1. Valérie DEVILLECHABROLLE, Prudence politique, dans Le Monde, 22 mars 1995, p. III.
2. Michel MOLITOR, Une société peut-elle maintenir longtemps une situation de sous-emploi et de chômage massif? Bruxelles, Commission Justice et Paix, 1994, 64p., p. 5. - Michel MOLITOR, Une société de type occidental peut-elle vivre avec un taux de chômage important? dans Travail et Société, le non-emploi : conséquences pour les personnes et les sociétés, implications en termes de solidarité, Actes des journées d'étude, Bruxelles, les 17, 18 et 19 octobre 1994, p. 13, Bruxelles, Conférence des Commissions Justice et paix d'Europe, Bruxelles, [s.d.].
3. A. BASTENIER, Travail, chômage, citoyenneté, Mai 1994, cité dans M. MOLITOR, op. cit., p.57.
4. Ibidem, p. 58.
5. Albert SCHLEIPER, Note du 18 février 1993.

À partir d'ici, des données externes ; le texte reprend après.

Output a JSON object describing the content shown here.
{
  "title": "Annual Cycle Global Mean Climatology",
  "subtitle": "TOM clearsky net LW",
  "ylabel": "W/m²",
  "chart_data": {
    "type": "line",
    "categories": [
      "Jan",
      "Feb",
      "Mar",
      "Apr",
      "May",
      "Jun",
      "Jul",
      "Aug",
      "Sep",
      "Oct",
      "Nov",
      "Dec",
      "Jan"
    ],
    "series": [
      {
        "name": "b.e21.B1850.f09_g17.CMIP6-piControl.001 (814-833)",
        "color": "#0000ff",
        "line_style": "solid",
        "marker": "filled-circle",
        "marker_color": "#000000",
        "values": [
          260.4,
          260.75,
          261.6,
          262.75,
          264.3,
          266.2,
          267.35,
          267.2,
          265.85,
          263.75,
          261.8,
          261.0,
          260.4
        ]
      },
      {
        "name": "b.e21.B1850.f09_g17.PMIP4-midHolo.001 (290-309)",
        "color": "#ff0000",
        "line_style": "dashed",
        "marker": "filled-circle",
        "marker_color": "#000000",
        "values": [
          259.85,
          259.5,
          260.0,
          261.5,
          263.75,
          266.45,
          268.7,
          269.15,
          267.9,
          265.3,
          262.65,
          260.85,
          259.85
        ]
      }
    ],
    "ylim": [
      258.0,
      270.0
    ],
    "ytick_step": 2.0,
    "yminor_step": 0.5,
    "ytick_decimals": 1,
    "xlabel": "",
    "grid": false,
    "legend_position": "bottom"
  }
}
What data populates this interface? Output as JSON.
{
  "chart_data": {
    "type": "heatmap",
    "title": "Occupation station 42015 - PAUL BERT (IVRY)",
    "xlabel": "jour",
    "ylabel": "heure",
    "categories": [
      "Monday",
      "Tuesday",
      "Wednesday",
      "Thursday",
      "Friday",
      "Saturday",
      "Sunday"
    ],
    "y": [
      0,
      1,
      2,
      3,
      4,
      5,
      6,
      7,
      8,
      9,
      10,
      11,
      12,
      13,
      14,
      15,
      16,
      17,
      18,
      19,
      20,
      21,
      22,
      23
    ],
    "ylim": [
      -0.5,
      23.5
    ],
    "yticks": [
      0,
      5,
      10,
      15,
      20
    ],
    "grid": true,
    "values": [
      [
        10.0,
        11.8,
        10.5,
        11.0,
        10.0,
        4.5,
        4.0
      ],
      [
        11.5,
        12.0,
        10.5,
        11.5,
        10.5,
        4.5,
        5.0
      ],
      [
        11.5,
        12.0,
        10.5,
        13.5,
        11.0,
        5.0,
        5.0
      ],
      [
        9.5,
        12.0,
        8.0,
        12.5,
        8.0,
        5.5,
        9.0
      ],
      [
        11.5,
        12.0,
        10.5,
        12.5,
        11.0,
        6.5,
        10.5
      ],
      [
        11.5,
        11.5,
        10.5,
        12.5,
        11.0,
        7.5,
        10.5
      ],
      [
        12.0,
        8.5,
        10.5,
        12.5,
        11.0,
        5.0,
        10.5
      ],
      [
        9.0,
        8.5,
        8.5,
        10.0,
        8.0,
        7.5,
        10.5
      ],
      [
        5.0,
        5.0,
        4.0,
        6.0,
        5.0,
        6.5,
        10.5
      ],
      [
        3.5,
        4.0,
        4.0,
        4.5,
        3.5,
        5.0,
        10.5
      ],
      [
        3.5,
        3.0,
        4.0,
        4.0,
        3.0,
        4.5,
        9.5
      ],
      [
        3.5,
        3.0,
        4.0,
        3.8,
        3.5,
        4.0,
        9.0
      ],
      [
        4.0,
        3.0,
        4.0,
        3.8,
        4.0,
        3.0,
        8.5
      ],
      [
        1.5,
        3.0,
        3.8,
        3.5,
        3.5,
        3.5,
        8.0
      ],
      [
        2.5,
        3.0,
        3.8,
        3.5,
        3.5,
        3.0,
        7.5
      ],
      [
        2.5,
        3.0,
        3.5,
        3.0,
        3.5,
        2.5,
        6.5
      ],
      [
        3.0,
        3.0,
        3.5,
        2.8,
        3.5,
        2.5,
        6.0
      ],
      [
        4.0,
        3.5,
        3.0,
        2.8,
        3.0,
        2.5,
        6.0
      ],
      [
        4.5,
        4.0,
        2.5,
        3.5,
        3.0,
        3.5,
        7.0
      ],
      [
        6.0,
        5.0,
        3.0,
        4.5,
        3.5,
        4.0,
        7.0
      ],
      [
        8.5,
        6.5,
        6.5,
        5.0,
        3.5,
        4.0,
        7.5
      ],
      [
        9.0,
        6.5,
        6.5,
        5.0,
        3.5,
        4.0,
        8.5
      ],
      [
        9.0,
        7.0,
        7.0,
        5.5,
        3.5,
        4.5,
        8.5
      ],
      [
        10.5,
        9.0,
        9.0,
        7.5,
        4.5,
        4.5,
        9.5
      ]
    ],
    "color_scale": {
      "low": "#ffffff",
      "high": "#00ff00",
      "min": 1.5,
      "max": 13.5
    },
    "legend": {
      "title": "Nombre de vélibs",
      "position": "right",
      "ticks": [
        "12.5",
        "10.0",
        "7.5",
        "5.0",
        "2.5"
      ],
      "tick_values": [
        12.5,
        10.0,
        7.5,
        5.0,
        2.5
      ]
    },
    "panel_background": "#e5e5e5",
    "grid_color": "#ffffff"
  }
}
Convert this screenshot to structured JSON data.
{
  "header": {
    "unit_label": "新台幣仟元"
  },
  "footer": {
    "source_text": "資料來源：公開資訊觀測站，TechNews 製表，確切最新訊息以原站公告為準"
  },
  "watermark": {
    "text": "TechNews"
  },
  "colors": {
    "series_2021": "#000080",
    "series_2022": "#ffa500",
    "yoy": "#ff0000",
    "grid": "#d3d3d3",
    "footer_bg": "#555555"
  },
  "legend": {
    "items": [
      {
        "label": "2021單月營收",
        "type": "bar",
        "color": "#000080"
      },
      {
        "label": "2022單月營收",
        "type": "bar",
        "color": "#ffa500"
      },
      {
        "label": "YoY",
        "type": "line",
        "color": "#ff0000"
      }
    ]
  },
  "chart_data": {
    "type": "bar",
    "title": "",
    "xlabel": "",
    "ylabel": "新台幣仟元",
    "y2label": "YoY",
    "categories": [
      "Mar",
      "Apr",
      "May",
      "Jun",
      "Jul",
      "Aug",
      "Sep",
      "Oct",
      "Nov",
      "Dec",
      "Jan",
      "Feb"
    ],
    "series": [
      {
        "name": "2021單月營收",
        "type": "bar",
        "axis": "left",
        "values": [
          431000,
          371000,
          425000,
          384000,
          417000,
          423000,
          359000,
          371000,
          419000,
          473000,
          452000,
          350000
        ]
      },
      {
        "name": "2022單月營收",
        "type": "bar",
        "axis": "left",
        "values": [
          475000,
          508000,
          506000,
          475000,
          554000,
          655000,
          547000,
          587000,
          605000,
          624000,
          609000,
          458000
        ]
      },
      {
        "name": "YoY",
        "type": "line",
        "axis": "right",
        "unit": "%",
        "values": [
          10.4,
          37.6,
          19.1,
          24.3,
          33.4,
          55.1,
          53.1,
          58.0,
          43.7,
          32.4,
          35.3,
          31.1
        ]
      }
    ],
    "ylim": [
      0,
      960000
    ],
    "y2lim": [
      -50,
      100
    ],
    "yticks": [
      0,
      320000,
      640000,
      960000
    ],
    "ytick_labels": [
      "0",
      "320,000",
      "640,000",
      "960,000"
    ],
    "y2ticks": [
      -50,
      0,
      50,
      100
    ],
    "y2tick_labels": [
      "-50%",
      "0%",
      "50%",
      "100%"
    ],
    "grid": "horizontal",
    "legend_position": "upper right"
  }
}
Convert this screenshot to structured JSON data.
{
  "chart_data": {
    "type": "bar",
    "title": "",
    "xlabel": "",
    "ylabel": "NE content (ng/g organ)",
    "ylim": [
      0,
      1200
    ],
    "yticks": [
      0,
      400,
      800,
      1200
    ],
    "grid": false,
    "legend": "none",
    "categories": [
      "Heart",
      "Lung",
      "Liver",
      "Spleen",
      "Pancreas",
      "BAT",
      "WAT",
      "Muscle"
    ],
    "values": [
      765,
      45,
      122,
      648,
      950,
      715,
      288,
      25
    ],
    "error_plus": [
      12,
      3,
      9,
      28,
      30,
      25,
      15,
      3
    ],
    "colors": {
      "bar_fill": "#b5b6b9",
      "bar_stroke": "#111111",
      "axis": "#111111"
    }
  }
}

6. Michel DE MUELENAERE, Bruxelles lance la croisade des Douze pour l'emploi, Le Livre blanc resoude les douze, dans Le Soir, 11 décembre 1993.
7. Conseil européen de Corfou, Conclusions de la Présidence, SN 150/94, 31p., p. 5.
8. Philippe LEMAITRE et Claire TREAN, Le Conseil des Quinze à Essen, Le Président de la Commission propose à l'Union européenne des politiques plus audacieuses contre le chômage, dans Le Monde, 11 et 12 décembre 1994, p. 3.
9. Léon FRANCKART, Globalement négatif, dans La Nouvelle Gazette, 18 décembre 1993.
10. Franklin DEHOUSSE, Le Livre blanc ou le danger des panacées, Carte blanche dans Le Soir, 10 juin 1994, p. 2.
11. Pierre LOPPE, Rendre l'espoir?, dans La Libre Belgique, 11 décembre 1993.
12. Note au Comité scientifique du congrès, 31 janvier 1995.
13. Jacques DREZE, Pour l'emploi, la croissance et l'Europe, p. 45-46, Bruxelles, De Boeck-Westmael, 1995.